Southwestern architectural features are echoes of the past

Spanish Professor Bonnie Frederick explores Muslim influence on Texas architecture

Southwestern architectural features are echoes of the past

Bonnie Frederick explores how Muslim history is reflected in Texas homes and gardens. (Photo by Fabiana Van Lente '94)

Southwestern architectural features are echoes of the past

Spanish Professor Bonnie Frederick explores Muslim influence on Texas architecture

Homes around TCU have more history than Horned Frogs might expect. Bonnie Frederick, professor of Spanish and Latin American literature and culture, explained the backstory of the locally popular Spanish colonial architecture in an October lecture to students, faculty, staff and members of the Fort Worth community.

“Architecture reflects a society’s beliefs and values,” Frederick told the audience. Her talk, titled “How the Muslim-Influenced House Came to Texas,” was sponsored by the National Endowment for the Humanities, in cooperation with the American Library Association, as part of the nationwide Let’s Talk About It: Muslim Journeys program, which aims to provide accessible, reliable resources about Muslim beliefs, practices and cultural heritage.

“Houses are about more than shelter,” Frederick said. “They express how we feel toward society and the face, veiled or open, that we show it.” With a slideshow that included her own photographs from Córdoba to Fort Worth, she led the audience through the journey the Muslim architectural style took over hundreds of years to reach Texas, showing how each society modified it along the way to suit its beliefs and values.

The Muslim house that emerged in North Africa after the introduction of Islam in the seventh century, she said, reflected what Dominique Clévenot, a scholar of Islamic art, terms “the aesthetic of the veil.” Just as wearing veil can protect a Muslim woman’s sense of privacy, the house’s exterior, with its stuccoed walls and closed, barred windows, shielded the Muslim family from the gaze of outsiders.

Meanwhile, a house’s richly decorated interior focused residents on private family life, an expression of the Islamic belief that family is the foundation of a stable society. The verdant inner courtyards, recalling the Quran’s description of paradise as a walled garden, especially formed refuges from the chaotic outside world.

When the Moors, an Islamic people of North Africa, conquered Spain in the eighth century, they brought their veiled domestic architecture with them, where it encountered the Roman-style house. The Romans did not veil their houses; on the contrary, the outer doors and large windows, open during the day, drew the attention of passersby, who could marvel at the courtyard fountains inside and enter uninvited to conduct business. After the Christians re-took territory from the Moors, they returned to many of the Roman ideas of a public dwelling, while also preserving many of the Muslim veiling features from the Moors. Outer doors opened, but windows remained barred; outermost courtyards were revealed to the street by wrought-iron gates, but inner courtyards remained secluded.
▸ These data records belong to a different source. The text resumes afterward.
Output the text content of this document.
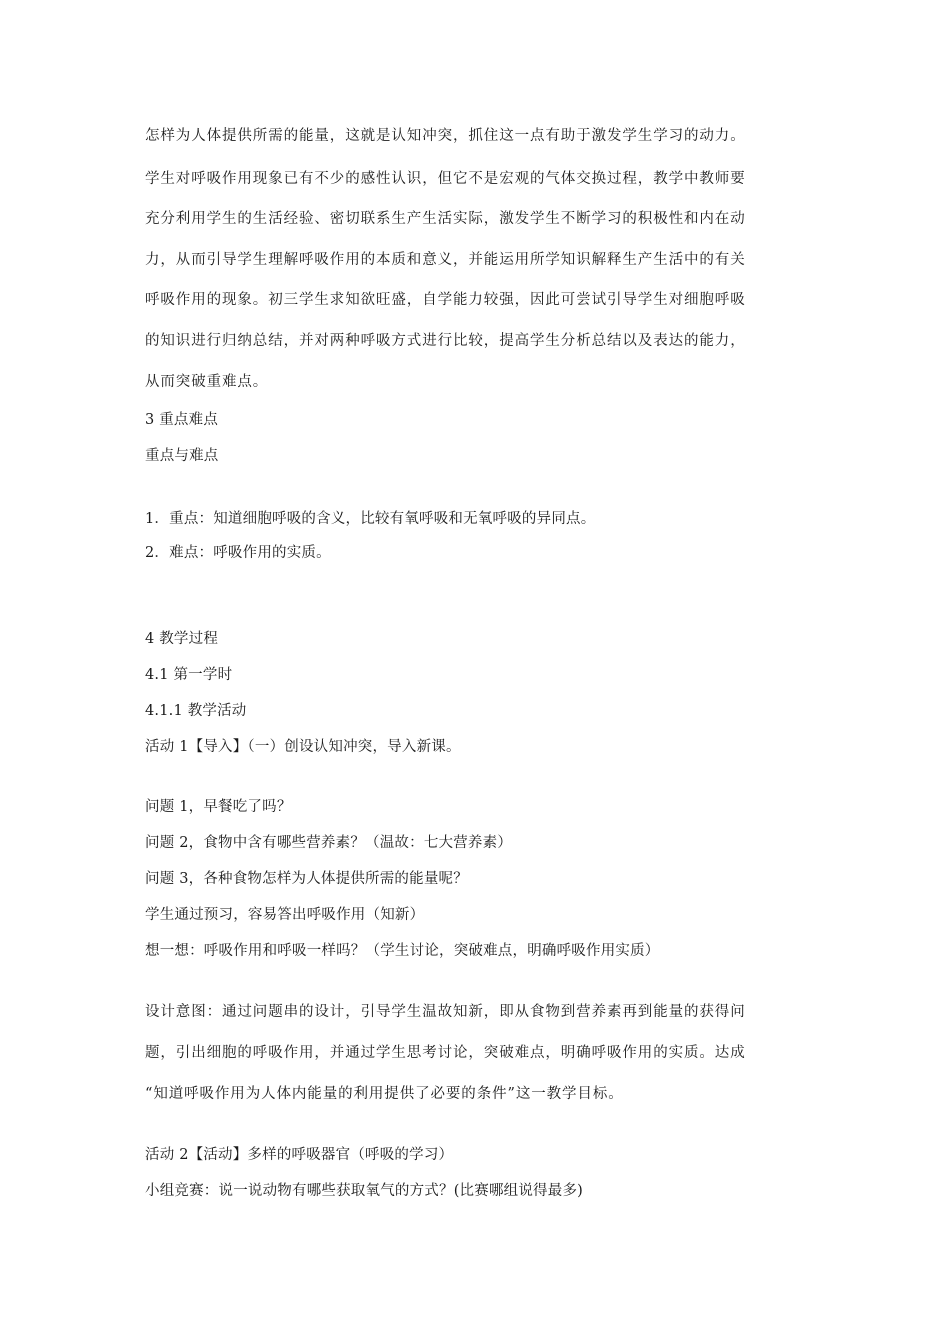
怎样为人体提供所需的能量，这就是认知冲突，抓住这一点有助于激发学生学习的动力。
学生对呼吸作用现象已有不少的感性认识，但它不是宏观的气体交换过程，教学中教师要
充分利用学生的生活经验、密切联系生产生活实际，激发学生不断学习的积极性和内在动
力，从而引导学生理解呼吸作用的本质和意义，并能运用所学知识解释生产生活中的有关
呼吸作用的现象。初三学生求知欲旺盛，自学能力较强，因此可尝试引导学生对细胞呼吸
的知识进行归纳总结，并对两种呼吸方式进行比较，提高学生分析总结以及表达的能力，
从而突破重难点。
3 重点难点
重点与难点
1．重点：知道细胞呼吸的含义，比较有氧呼吸和无氧呼吸的异同点。
2．难点：呼吸作用的实质。
4 教学过程
4.1 第一学时
4.1.1 教学活动
活动 1【导入】（一）创设认知冲突，导入新课。
问题 1，早餐吃了吗？
问题 2，食物中含有哪些营养素？（温故：七大营养素）
问题 3，各种食物怎样为人体提供所需的能量呢？
学生通过预习，容易答出呼吸作用（知新）
想一想：呼吸作用和呼吸一样吗？（学生讨论，突破难点，明确呼吸作用实质）
设计意图：通过问题串的设计，引导学生温故知新，即从食物到营养素再到能量的获得问
题，引出细胞的呼吸作用，并通过学生思考讨论，突破难点，明确呼吸作用的实质。达成
“知道呼吸作用为人体内能量的利用提供了必要的条件”这一教学目标。
活动 2【活动】多样的呼吸器官（呼吸的学习）
小组竞赛：说一说动物有哪些获取氧气的方式？(比赛哪组说得最多)
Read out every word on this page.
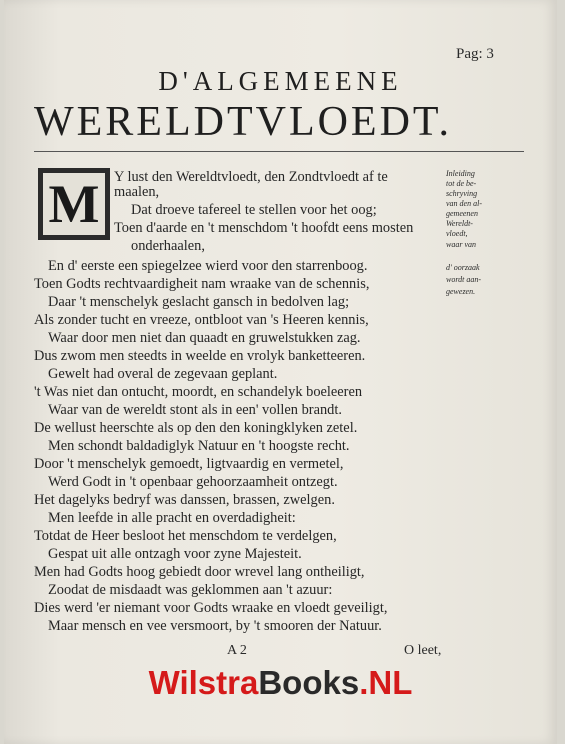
Pag: 3
D'ALGEMEENE
WERELDTVLOEDT.
M	Y lust den Wereldtvloedt, den Zondtvloedt af te
maalen,
Dat droeve tafereel te stellen voor het oog;
Toen d'aarde en 't menschdom 't hoofdt eens mosten
onderhaalen,
En d' eerste een spiegelzee wierd voor den starrenboog.
Toen Godts rechtvaardigheit nam wraake van de schennis,
Daar 't menschelyk geslacht gansch in bedolven lag;
Als zonder tucht en vreeze, ontbloot van 's Heeren kennis,
Waar door men niet dan quaadt en gruwelstukken zag.
Dus zwom men steedts in weelde en vrolyk banketteeren.
Gewelt had overal de zegevaan geplant.
't Was niet dan ontucht, moordt, en schandelyk boeleeren
Waar van de wereldt stont als in een' vollen brandt.
De wellust heerschte als op den den koningklyken zetel.
Men schondt baldadiglyk Natuur en 't hoogste recht.
Door 't menschelyk gemoedt, ligtvaardig en vermetel,
Werd Godt in 't openbaar gehoorzaamheit ontzegt.
Het dagelyks bedryf was danssen, brassen, zwelgen.
Men leefde in alle pracht en overdadigheit:
Totdat de Heer besloot het menschdom te verdelgen,
Gespat uit alle ontzagh voor zyne Majesteit.
Men had Godts hoog gebiedt door wrevel lang ontheiligt,
Zoodat de misdaadt was geklommen aan 't azuur:
Dies werd 'er niemant voor Godts wraake en vloedt geveiligt,
Maar mensch en vee versmoort, by 't smooren der Natuur.
Inleiding
tot de be-
schryving
van den al-
gemeenen
Wereldt-
vloedt,
waar van
d' oorzaak
wordt aan-
gewezen.
A 2	O leet,
WilstraBooks.NL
This hybrid architecture reflected both its roots in the Roman and Moorish past and its role in the melting pot culture of Christian Spain.

The Spanish colonization of the New World exported the hybrid house to what would become Latin America. The colonial house symbolized Spanish power over the indigenous peoples. Its leak-prone flat roof from arid Spain defiantly ignored the weight of snow in the Andean cities of South America and gave extra workspace to the new rulers. Lush inner courtyards, such as the three of conquistador Hernán Cortés in Mexico City, kept Spanish traditions alive. As the Spaniards marched northward over the next three centuries, they brought the Spanish colonial house with them.

Fort Worth today adapts the Spanish colonial house into one that conforms to Texas values. The insistence on grassy lawns reflects the Anglo dream of a home surrounded by a garden. To further the illusion, the courtyard sits outside the house rather than inside, with high stuccoed walls around it to provide privacy, as in the Muslim ideal. But like the Roman house, the Spanish colonial in Texas makes a point of conveying status to neighbors, with large uncovered windows and paned doorways. Once again, an ancient style of architecture was reinterpreted to suit a new era and a new place.

Frederick, who began studying the Muslim house to better understand its role in Latin American women’s poetry, hoped those who attended the talk would see Fort Worth’s “Spanish”-style houses with new eyes. She says, “I hope they will think of their long and rich history.”